In fact, the federal and state Labor governments have previously done everything they could to block the near weekly mass demonstrations throughout Australia against the Israeli massacres, including the 300,000-strong march over the Sydney Harbour Bridge on August 3.

“Governments aren’t perfect, I’m not perfect,” Albanese told reporters. “It is clear we need to do more to combat this evil scourge [antisemitism], much more. I, of course, acknowledge that more could have been done, and I accept my responsibility for my part in that as prime minister of Australia.”

This apology followed the latest denunciation by Netanyahu, who wrote in Hebrew on social media: “I stated that these heinous acts are a direct result of rampant antisemitism, which is fuelled by a flaccid policy of the authorities in the country and of the Australian government.” Netanyahu said the Australian government must “act immediately and with all the tools at its disposal to eradicate terrorism and restore security to the Jewish communities.”

Netanyahu’s far-right government, supported and armed by the US and all the major capitalist powers, including the Albanese government, has directed the killing of at least 70,000 Palestinians, mostly women and children, over the past two years.

Netanyahu’s offensive was echoed by Frydenberg, claiming to speak on behalf of the Jewish community. Addressing a gathering at Bondi Beach, the ex-treasurer declared: “It is time for [Albanese] to accept personal responsibility for the death of 15 innocent people, including a 10-year-old child. It is time our prime minister accepted accountability for what has happened here.”

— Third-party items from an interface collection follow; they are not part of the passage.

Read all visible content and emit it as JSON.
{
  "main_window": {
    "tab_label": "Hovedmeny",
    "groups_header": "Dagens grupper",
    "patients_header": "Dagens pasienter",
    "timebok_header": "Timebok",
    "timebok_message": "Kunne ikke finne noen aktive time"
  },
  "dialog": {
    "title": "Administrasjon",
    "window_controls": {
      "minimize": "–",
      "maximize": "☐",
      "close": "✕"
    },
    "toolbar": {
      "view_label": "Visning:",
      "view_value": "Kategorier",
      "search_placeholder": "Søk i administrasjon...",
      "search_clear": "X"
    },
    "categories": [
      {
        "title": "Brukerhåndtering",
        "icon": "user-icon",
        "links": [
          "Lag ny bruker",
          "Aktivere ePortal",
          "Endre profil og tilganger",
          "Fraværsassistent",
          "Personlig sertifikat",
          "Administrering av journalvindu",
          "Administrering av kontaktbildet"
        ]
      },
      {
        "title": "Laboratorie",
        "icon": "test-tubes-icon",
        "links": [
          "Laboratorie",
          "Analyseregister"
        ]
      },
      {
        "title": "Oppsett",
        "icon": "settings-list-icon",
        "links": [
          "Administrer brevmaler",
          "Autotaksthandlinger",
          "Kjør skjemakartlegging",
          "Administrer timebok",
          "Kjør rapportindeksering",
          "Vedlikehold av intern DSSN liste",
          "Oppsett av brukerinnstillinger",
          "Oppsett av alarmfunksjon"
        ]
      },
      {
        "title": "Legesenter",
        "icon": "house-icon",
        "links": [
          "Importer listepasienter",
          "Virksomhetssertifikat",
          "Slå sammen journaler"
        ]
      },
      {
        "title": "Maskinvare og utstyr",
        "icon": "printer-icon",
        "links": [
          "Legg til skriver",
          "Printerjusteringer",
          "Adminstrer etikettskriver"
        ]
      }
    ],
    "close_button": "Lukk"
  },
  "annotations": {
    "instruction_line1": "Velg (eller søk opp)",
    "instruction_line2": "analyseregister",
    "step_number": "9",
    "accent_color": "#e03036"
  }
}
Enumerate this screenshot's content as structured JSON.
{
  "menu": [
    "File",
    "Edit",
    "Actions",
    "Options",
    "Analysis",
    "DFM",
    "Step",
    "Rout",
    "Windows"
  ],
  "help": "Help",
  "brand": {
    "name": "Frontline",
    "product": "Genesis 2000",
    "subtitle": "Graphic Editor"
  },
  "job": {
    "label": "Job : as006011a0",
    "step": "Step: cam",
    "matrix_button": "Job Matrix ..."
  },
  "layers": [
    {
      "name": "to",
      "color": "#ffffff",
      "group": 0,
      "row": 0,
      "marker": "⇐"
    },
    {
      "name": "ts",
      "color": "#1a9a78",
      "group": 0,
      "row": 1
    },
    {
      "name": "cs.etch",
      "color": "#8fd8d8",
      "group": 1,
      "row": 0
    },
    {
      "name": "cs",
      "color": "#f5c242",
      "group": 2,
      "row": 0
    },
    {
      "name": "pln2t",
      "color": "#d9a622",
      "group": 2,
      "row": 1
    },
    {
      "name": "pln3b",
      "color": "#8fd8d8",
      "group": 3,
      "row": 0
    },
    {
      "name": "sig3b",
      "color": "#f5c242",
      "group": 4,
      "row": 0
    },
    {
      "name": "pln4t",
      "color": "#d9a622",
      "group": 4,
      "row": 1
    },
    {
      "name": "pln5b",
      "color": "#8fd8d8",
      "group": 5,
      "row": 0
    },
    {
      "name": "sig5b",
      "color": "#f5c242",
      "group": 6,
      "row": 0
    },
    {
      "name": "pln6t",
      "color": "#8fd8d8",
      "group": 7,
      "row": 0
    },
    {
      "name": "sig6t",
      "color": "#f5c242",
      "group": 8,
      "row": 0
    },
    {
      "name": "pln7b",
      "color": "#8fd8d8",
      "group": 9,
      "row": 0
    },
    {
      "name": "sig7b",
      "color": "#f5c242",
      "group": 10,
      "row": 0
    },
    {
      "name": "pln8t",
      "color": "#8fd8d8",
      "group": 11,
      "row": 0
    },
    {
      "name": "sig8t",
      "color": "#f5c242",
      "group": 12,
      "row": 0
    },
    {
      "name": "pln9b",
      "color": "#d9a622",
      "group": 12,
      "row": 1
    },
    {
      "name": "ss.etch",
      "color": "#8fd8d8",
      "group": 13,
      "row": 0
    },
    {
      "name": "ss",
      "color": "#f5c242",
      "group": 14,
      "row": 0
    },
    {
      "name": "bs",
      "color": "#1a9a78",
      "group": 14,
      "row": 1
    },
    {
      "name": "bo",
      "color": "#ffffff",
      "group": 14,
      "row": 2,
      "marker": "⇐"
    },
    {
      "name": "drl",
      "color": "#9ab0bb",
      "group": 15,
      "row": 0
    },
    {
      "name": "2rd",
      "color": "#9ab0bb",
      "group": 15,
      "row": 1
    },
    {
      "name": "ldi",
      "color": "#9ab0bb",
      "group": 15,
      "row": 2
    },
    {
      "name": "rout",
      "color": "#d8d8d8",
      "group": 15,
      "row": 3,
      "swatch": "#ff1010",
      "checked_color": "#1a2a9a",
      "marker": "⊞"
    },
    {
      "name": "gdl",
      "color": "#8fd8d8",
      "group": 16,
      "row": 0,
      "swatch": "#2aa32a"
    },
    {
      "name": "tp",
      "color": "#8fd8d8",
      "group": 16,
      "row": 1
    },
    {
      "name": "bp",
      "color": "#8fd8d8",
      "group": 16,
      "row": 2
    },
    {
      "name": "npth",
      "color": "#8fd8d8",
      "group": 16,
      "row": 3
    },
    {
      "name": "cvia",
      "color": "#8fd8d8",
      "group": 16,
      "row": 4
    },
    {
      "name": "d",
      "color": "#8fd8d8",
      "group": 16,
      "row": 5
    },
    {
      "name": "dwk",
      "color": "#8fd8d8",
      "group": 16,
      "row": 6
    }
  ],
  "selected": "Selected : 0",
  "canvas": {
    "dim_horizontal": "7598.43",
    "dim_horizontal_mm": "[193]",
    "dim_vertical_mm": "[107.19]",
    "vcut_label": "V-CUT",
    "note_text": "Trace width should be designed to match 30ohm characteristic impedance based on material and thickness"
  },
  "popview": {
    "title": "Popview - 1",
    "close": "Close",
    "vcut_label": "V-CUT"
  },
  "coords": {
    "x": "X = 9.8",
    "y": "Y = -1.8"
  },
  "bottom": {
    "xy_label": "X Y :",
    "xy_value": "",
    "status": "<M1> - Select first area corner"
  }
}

Frydenberg issued seven demands, including to ban the “hate preachers,” outlaw “extremist organisations” and “stop the protests.” He called for prosecutions of people who join the widespread chants on the demonstrations of “from the river to the sea, Palestine will be free.” Frydenberg falsely branded this slogan, which calls for an end to the oppression of the Palestinian population, as “very violent.”

The Labor governments are moving with great haste to adopt these measures. Vast police-state powers adopted over the past two decades under the false banner of combatting terrorism are being expanded to seek to silence the opposition of workers and youth to genocide, war, social inequality and austerity.

A mass working-class movement is needed to defeat this assault on basic democratic rights, defend the right to protest, and take forward the fight for the socialist alternative to the capitalist system that breeds racism and terrorism, dictatorship and war.